En este congreso se analizaron algunos elementos comunes de esta condición histórica negra que, por supuesto, se aleja de todo esencialismo, para el que “la identidad cultural está fijada por el nacimiento, es parte de la naturaleza, está marcada en los genes a través del parentesco y los vínculos de sangre” (Hall, 2003, p. 479). Allí se plantearon como características comunes de dicha condición el doble hecho de: a) ser herederos de víctimas o sobrevivientes de la esclavitud (la trata negrera), del racismo (que es inherente a esta), de la colonización; y b) cargar con una “larga historia [marcada por todo lo anterior] que ha tenido consecuencias profundas sobre la vida de los negros y sobre la naturaleza de la civilización occidental” (Dioup, 1956, p. 11).

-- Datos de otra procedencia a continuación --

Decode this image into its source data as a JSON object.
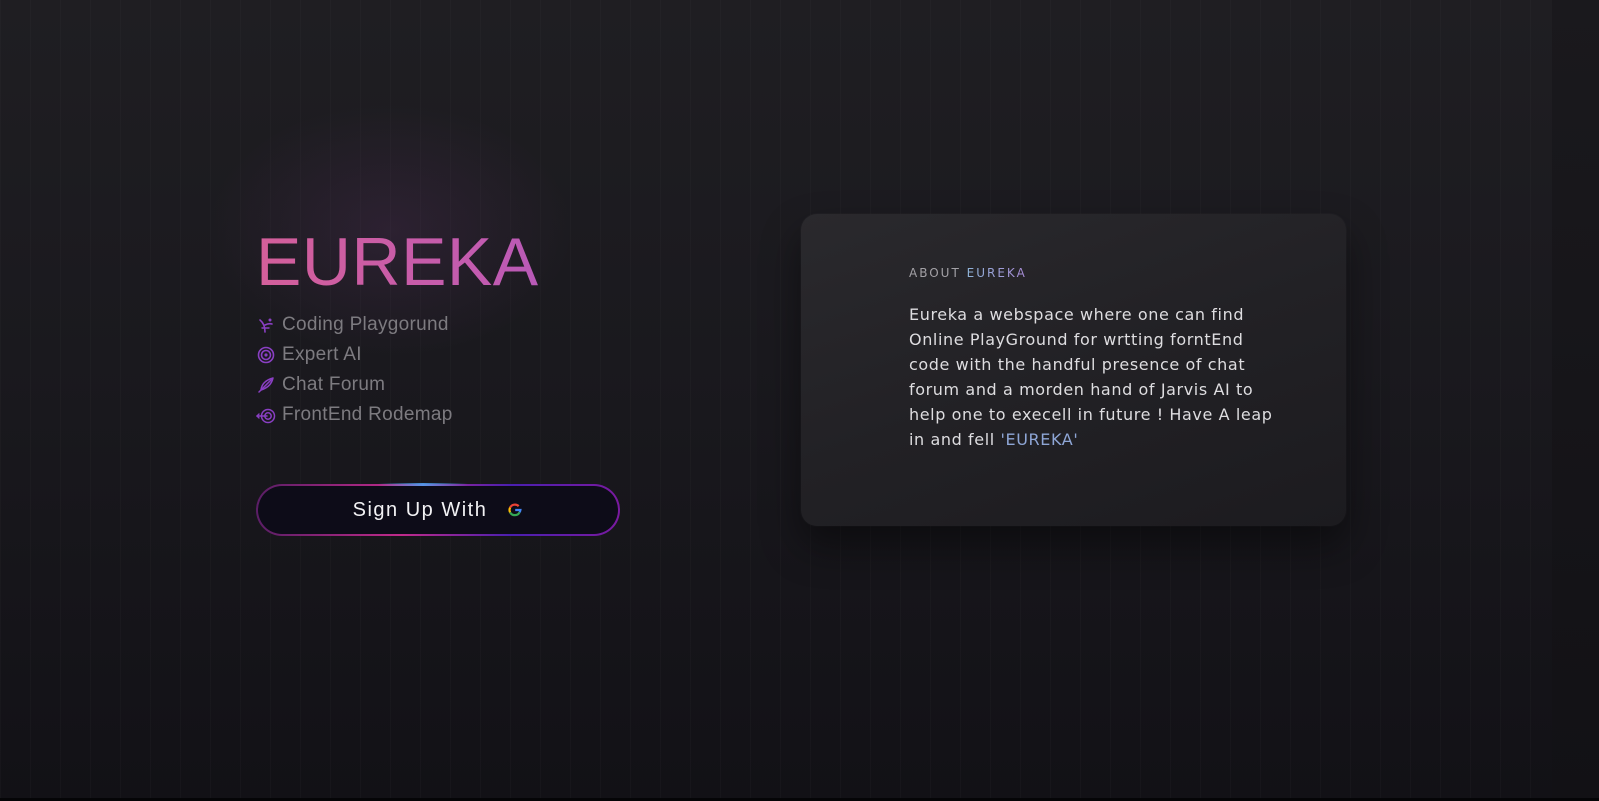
{
  "hero": {
    "brand": "EUREKA",
    "features": [
      {
        "label": "Coding Playgorund",
        "icon": "code-branch-icon"
      },
      {
        "label": "Expert AI",
        "icon": "ai-swirl-icon"
      },
      {
        "label": "Chat Forum",
        "icon": "feather-icon"
      },
      {
        "label": "FrontEnd Rodemap",
        "icon": "target-arrow-icon"
      }
    ],
    "signup": {
      "label": "Sign Up With",
      "provider_icon": "google-icon"
    }
  },
  "about": {
    "prefix": "ABOUT",
    "name": "EUREKA",
    "body": "Eureka a webspace where one can find Online PlayGround for wrtting forntEnd code with the handful presence of chat forum and a morden hand of Jarvis AI to help one to execell in future ! Have A leap in and fell",
    "highlight": "'EUREKA'"
  },
  "colors": {
    "background": "#1a191e",
    "brand_gradient_start": "#d45f9a",
    "brand_gradient_end": "#9a54c8",
    "feature_text": "#7d7b80",
    "card_background": "#242327",
    "accent_blue": "#8ea6d6"
  }
}
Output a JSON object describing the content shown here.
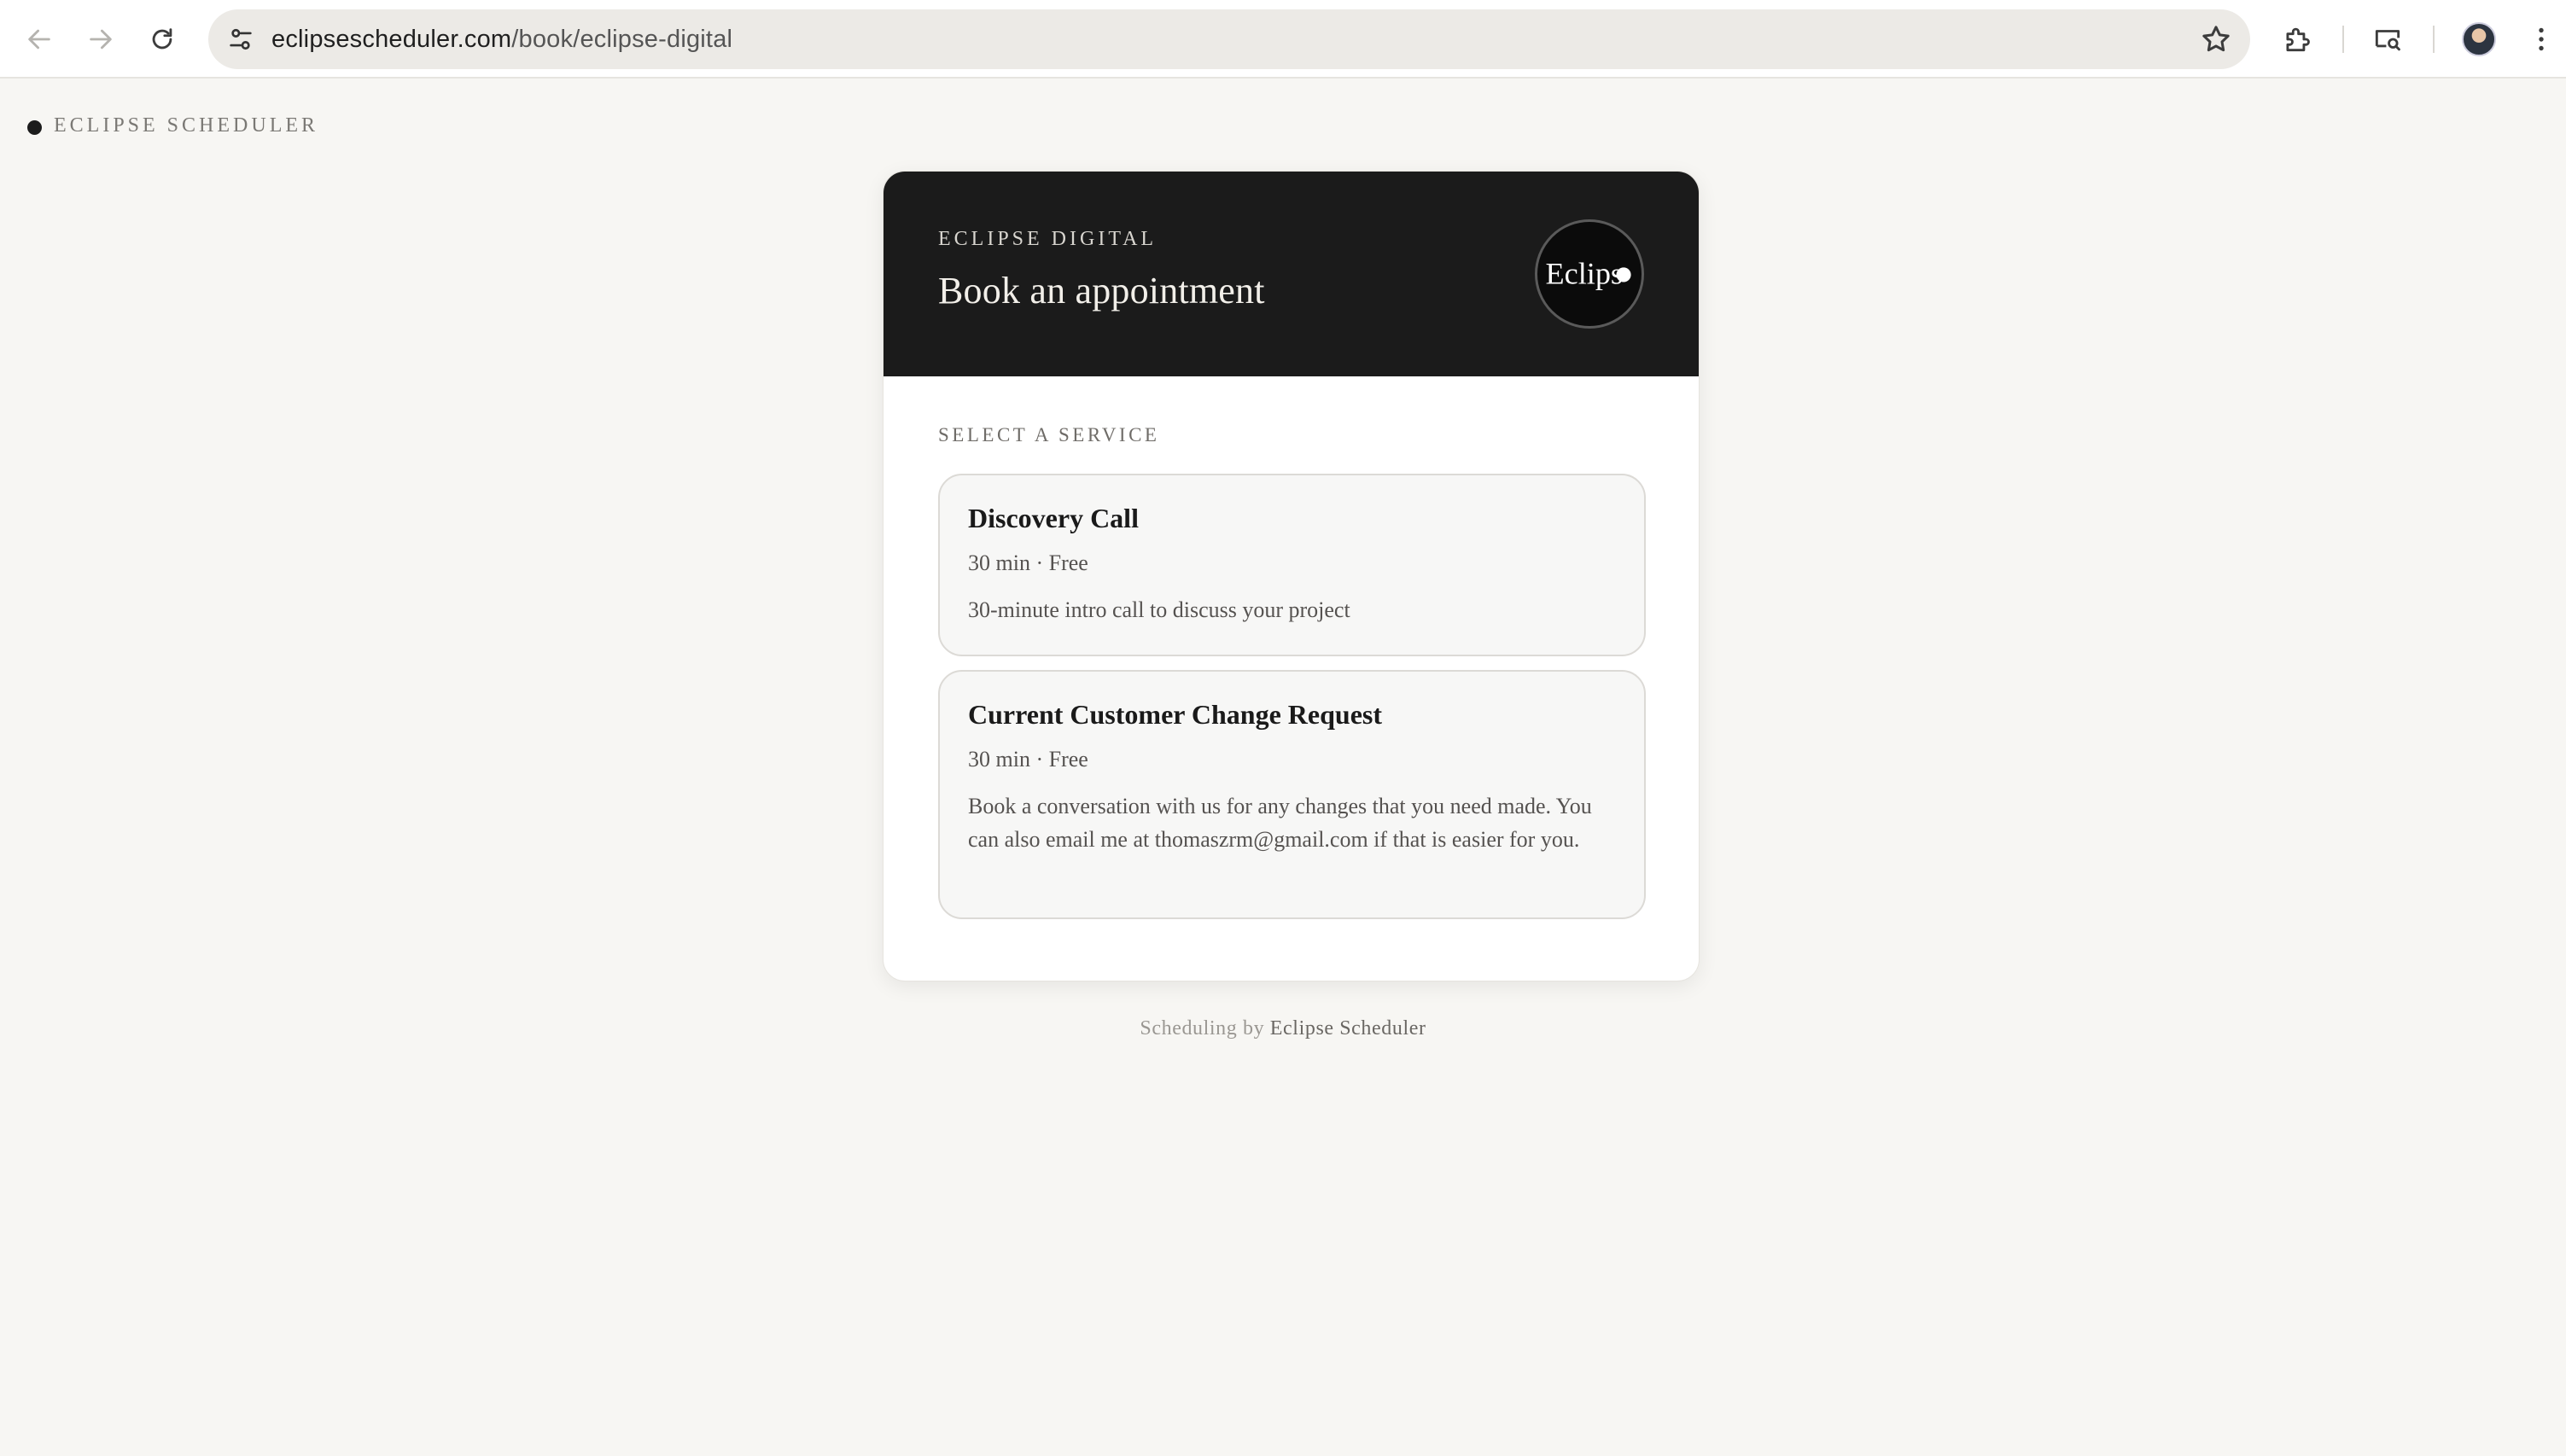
{
  "browser": {
    "url_host": "eclipsescheduler.com",
    "url_path": "/book/eclipse-digital"
  },
  "page": {
    "brand_name": "ECLIPSE SCHEDULER",
    "card": {
      "org_name": "ECLIPSE DIGITAL",
      "title": "Book an appointment",
      "logo_text": "Eclips",
      "section_label": "SELECT A SERVICE",
      "services": [
        {
          "title": "Discovery Call",
          "meta": "30 min · Free",
          "description": "30-minute intro call to discuss your project"
        },
        {
          "title": "Current Customer Change Request",
          "meta": "30 min · Free",
          "description": "Book a conversation with us for any changes that you need made. You can also email me at thomaszrm@gmail.com if that is easier for you."
        }
      ]
    },
    "footer": {
      "prefix": "Scheduling by",
      "link": "Eclipse Scheduler"
    }
  },
  "icons": {
    "back": "arrow-left-icon",
    "forward": "arrow-right-icon",
    "reload": "reload-icon",
    "site_info": "tune-icon",
    "bookmark": "star-icon",
    "extensions": "puzzle-icon",
    "cast": "cast-search-icon",
    "profile": "avatar",
    "menu": "kebab-menu-icon"
  }
}
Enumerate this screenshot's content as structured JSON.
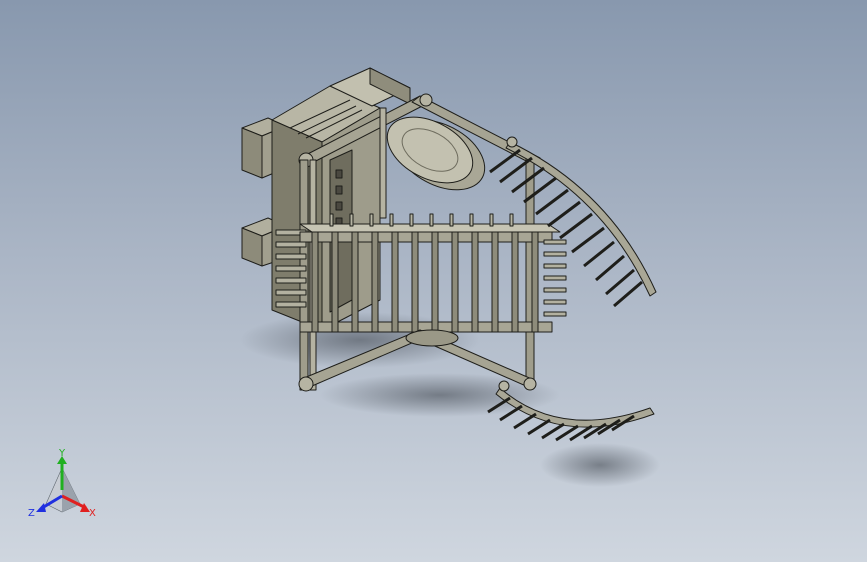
{
  "viewport": {
    "background_top": "#8898ae",
    "background_bottom": "#cfd6df"
  },
  "model": {
    "part_color": "#8c8a78",
    "edge_color": "#1e1e1a"
  },
  "triad": {
    "x_label": "X",
    "y_label": "Y",
    "z_label": "Z",
    "x_color": "#e02020",
    "y_color": "#20b020",
    "z_color": "#2030e0"
  }
}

Estos intelectuales y artistas —muchos de ellos eran marxistas en aquel momento como Frantz Fanon, Aimé Césaire, Léopold Sedar Senghor, Jacques Stephen Alexis— fueron conscientes de la diversidad de sus contextos sociopolíticos y de la heterogeneidad de sus situaciones culturales, lingüísticas y económicas. Por ejemplo, venían en aquel entonces (en 1956) de muchas partes del mundo: del continente africano en plena lucha por la liberación nacional —en particular Sudáfrica, donde imperaba el régimen del apartheid—; de Estados Unidos de América, donde los afroamericanos luchaban por el reconocimiento de sus derechos civiles (civil rights); de las Antillas Francesas —Martinica, Guadalupe y Guyana Francesa— que reclamaban su descolonización; de Haití y de otras naciones independientes que reivindicaban su autonomía real frente a las amenazas neocoloniales e imperialistas procedentes de los Estados Unidos en el marco de la Guerra Fría.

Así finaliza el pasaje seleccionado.